I am developing a parser for a language similar to SQL and I have the problem of creating some of the rules of language, such as: expression IS NULL
and expression IN (expression1, expression2, ...)
with priority between logical and mathematical operators.
I uploaded a GitHub test project https://github.com/anpv/SpracheTest/ but this variant is not good.
I tried to use the following rules:
private static readonly Parser<AstNode> InOperator =
from expr in Parse.Ref(() => Expression)
from inKeyword in Parse.IgnoreCase("in").Token()
from values in Parse
.Ref(() => Expression)
.DelimitedBy(Comma)
.Contained(OpenParenthesis, CloseParenthesis)
select new InOperator(expr, values);
private static readonly Parser<AstNode> IsNullOperator =
from expr in Parse.Ref(() => Expression)
from isNullKeyword in Parse
.IgnoreCase("is")
.Then(_ => Parse.WhiteSpace.AtLeastOnce())
.Then(_ => Parse.IgnoreCase("null"))
select new IsNullOperator(expr);
private static readonly Parser<AstNode> Equality =
Parse
.ChainOperator(Eq, IsNullOperator.Or(InOperator).Or(Additive), MakeBinary);
which throws ParseException
in code like ScriptParser.ParseExpression("1 is null")
or ScriptParser.ParseExpression("1 in (1, 2, 3)"): "Parsing failure: Left recursion in the grammar."
.
How can I look-ahead for Expression, or do other variants exist to solve this problem?
The answer is, unfortunately, the Sprache cannot parse a left-recursive grammar. I stumbled on comments in the source code talking about how buggy support for left-recursive grammars had been removed when researching this question (which was also how I found your question) - see the source code.
In order to deal with this problem you need to reorganize how you do your parsing. If you are writing a simple expression parser, for example, this is a common problem you have to deal with. Searching the web there is lots of discussion of how to remove left-recursion from a grammar, in particular, for expressions.
In your case, I expect you'll need to do something like:
term := everything simple in an expression (like "1", "2", "3", etc.)

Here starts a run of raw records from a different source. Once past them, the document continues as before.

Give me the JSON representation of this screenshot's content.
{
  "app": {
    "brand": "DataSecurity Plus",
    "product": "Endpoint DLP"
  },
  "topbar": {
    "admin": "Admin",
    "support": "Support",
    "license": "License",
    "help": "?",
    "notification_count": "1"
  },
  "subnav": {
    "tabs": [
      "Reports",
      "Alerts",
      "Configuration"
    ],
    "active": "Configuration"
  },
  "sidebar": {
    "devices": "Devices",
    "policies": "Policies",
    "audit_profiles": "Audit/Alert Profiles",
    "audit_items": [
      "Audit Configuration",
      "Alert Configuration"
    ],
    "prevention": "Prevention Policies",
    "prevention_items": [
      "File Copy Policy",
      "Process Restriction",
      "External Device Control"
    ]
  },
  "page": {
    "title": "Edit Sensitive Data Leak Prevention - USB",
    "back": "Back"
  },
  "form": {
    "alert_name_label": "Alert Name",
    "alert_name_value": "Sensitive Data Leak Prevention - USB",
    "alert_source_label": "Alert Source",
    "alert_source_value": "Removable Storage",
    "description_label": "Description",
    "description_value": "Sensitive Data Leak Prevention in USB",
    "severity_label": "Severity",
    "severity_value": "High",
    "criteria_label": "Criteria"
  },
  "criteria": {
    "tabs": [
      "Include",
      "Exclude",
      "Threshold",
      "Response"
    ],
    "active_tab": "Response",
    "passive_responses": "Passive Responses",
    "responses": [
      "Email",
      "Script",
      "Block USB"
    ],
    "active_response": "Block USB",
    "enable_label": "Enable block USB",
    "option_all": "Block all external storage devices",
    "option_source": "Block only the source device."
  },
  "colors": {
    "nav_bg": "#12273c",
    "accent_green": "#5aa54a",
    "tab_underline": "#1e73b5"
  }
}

expression := term [ IN ( expression*) | IS NULL | "+" expression | "-" expression | etc.]
or similar - basically - you have to unwind the recursion yourself. By doing that I was able to fix my issues with expressions. I suspect any basic compiler book probably has a section on how to "normalize" a grammar.
It makes building whatever object you are returning from the parser a bit more of a pain, but in the select statement instead of doing "select new Expression(arg1, arg2)" I changed it to be a function call, and the function decides on the specific object being returned depending on what the arguments were.